Dataset Deduplication – Merge¶

This Floe merges two datasets based on user-defined ID field. Records with matching unique identifiers are combined into a single record and will be emitted to the merged dataset. The Floe supports the following join types that determine how to handle cases when a specific unique identifier from one dataset is missing from the other dataset.

Dataset A (ID, COLOR) (A, red) (C, blue)

Dataset B (ID, PRICE) (A, 1.0) (B, 2.0)

A∪B – full outer join

Joins records with matching unique identifiers by merging their data fields. For unmatched records empty data field(s) will be added. All records will be sent to the merged output dataset.

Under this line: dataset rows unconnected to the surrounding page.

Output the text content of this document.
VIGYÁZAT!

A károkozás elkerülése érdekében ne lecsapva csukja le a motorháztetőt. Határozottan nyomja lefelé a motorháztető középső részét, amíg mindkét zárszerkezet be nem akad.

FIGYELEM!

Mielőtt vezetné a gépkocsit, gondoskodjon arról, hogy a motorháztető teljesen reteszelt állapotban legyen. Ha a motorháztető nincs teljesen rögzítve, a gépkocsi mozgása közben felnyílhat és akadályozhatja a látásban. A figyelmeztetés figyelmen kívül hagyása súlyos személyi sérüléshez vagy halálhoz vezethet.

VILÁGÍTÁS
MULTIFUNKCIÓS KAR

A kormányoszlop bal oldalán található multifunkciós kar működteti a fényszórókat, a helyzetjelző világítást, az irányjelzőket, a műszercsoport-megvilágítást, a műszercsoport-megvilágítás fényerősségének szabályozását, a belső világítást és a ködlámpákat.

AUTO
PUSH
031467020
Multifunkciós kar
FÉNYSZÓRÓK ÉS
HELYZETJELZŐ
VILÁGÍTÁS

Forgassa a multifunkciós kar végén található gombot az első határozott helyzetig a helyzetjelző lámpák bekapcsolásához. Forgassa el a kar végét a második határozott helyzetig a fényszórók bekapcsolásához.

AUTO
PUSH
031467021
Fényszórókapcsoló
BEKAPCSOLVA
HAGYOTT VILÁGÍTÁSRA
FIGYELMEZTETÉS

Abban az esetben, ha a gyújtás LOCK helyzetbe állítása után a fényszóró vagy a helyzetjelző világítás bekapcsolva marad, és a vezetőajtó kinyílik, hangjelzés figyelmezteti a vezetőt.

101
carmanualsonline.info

Dataset merged (ID, COLOR, PRICE) (A, red, 1.0) (C, blue, ) (B, , 2.0)

A∩B – inner join

Joins only records with matching unique identifiers for the two datasets. Upon request, all other unmatched records will be sent to the unmatched output dataset.

Dataset merged (ID, COLOR, PRICE) (A, red, 1.0) Dataset unmatched (ID, COLOR, PRICE) (C, blue) (B, 2.0)

A – left join

Joins all records form dataset A with matching unique identifiers from dataset B. Empty data field(s) will be added for unmatched records of dataset A. Upon request, unmatched records from input dataset B will be sent to the unmatched output dataset.

Dataset merged (ID, COLOR, PRICE) (A, red, 1.0) (C, blue, )

Dataset unmatched (ID, COLOR, PRICE) (B, 2.0)

B – right join

Joins all records form dataset N with matching unique identifiers from dataset A. Empty data field(s) will be added for unmatched records of dataset B. Upon request, unmatched records from input dataset A will be sent to the unmatched output dataset.

Dataset merged (ID, COLOR, PRICE) (A, red, 1.0) (B, , 2.0)

Dataset unmatched (ID, COLOR, PRICE) (C, blue)

Extra Required Parameters

Merged dataset (dataset_out) : Output dataset of successful calculations

Default: merged

Write unmatched dataset (boolean) : If off, then the ‘unmatched’ dataset is not generated.

Default: False

Input Dataset ‘A’ (data_source) : Dataset to merge

Failed Dataset (dataset_out) : Output dataset of failed calculations

Default: Failed Output for Dataset Deduplication – Merge

Input Dataset ‘B’ (data_source) : Dataset to merge

Duplicate handling (string) : This parameter specifies how to handle duplicate fields when merging records.

Default: Rename

Choices: Ignore, Rename

Join type (string) : This parameter determines how the records are combined and what happens to unmatched records. See the floe description for explanation.

Default: A∪B

Choices: A, B, A∩B, A∪B

The field to merge on (string) : Field containing a unique identifier for records from dataset ‘A’.